The hydrogen molecule, comprising two nuclei, is deceptively simple. But the magic of quantum mechanics turns even this object into a highly interesting affair. The pair of spins when placed in an external field can exist in four states: up-up, down-down, up-down and down-up or their linear combinations. Similar to the case of a single spin, these four states have different energies.

There is another simple but far-reaching rule operative in the quantum statistical world: the ‘Pauli principle’. The principle explains the formation of black holes and neutron stars and also describes when and how hydrogen atoms can come close together and recombine in making something as simple as a hydrogen molecule.

In simple words, the Pauli principle states that particles can recombine only when the resulting molecule obeys certain symmetry considerations. The molecule is not just the spin of the nuclei; it also comprises the spins of the electrons and the translation, vibration and rotation of the molecule as a whole. Each of these properties is called a “degree of freedom”. Every degree of freedom possesses its own symmetry and in the molecule, the components must combine to impart the whole molecule with a particular symmetry.

For example, supposing we have two variables x and y and would like their product to be negative, that is, to possess odd symmetry. Clearly, an odd (or negative) x must combine with an even (or positive) y and an even x must combine with an odd y. Like combinations such as both variables being odd and both being even are not permitted. Conversely, if y is even, we can always be sure that x must be negative. In other words, we have forced x to take up a certain state dependent on y. The degrees of freedom become correlated.

Likewise, in the hydrogen molecule, we can force all the nuclei to exist in just one state if we can choose the other degrees of freedom. The energy gaps in the nuclear spins are very small and extremely difficult to manipulate, but the gaps in the molecular motion are very large and it is easy to redistribute molecules in one level or the other. This fact helps us choose the correct molecular degree of freedom and the Pauli principle ensures that all nuclear spins are in the same state.
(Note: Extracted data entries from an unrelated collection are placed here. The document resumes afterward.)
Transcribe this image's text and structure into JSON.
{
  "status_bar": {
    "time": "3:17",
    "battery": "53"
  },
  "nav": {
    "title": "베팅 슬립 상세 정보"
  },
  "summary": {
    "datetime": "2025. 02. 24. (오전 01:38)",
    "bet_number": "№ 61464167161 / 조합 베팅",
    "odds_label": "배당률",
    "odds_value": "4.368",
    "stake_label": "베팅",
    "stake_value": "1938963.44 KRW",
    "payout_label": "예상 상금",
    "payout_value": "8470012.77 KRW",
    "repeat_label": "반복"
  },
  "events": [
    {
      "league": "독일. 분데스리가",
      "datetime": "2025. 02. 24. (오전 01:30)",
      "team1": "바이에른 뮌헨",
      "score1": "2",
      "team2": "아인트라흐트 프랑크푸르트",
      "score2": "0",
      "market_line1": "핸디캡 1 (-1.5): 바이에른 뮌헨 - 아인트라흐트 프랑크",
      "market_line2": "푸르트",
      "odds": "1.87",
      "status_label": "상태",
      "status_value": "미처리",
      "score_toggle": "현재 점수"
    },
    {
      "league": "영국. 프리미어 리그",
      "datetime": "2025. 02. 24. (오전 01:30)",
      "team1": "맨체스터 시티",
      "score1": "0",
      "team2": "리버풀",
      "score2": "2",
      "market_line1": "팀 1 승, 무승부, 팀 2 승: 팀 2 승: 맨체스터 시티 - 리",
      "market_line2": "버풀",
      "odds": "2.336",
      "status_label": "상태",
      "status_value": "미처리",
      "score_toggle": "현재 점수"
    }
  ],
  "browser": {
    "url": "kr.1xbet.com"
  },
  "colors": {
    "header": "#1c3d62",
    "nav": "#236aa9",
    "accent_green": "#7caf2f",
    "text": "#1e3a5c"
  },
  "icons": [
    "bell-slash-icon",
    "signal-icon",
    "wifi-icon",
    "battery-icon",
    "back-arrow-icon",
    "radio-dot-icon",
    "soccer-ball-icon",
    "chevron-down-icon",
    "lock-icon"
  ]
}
With “hyper-polarisation”, we have now entered a new paradigm of MRI. Hydrogen nuclei can now be polarised with a fraction of one in one, rather than one in a million, about a million-fold improvement. The hydrogen prepared in this special way, called “para-hydrogen”, can arguably pave the way for a radically new outlook in MRI and spectroscopy. In MRI, we can acquire higher contrast, sharper images and in spectroscopy, we can now shed light on the dark areas and see the otherwise hidden trace metabolites.

The lung tissue, for example, has very poor hydrogen content. In an MRI scan a piece of lung will be almost invisible. However, air mixed with para-hydrogen can be inhaled and the tissue simply “glows up” enabling detailed scans. It is also possible to measure the rate at which the gas moves through blood and how different tissues in the brain take up this gas, or possibly how heart tissue behaves in congestive heart failure.

Also, we are not limited to hydrogen. The hyper-polarisation can also be transferred to other nuclei such as carbon and phosphorus, enabling highly revealing and sensitive non-hydrogen MRI scans. The options are quite limitless enabling us to ask questions we have never been bold enough to ask before.

For example, could this as yet unexplored avenue in hyperpolarised functional magnetic resonance open up new vistas for investigating the very metabolic foundations for human thought and consciousness? Could this illuminate the biochemical basis of disease and suggest intelligent therapies? Can our perfect polarisations even absolve us from the need to use expensive and bulky superconducting magnets, bringing MRI within the reach of the common man.

The ‘silent’ spins are silent no more. So listen to their symphony, for after all, hearing is believing!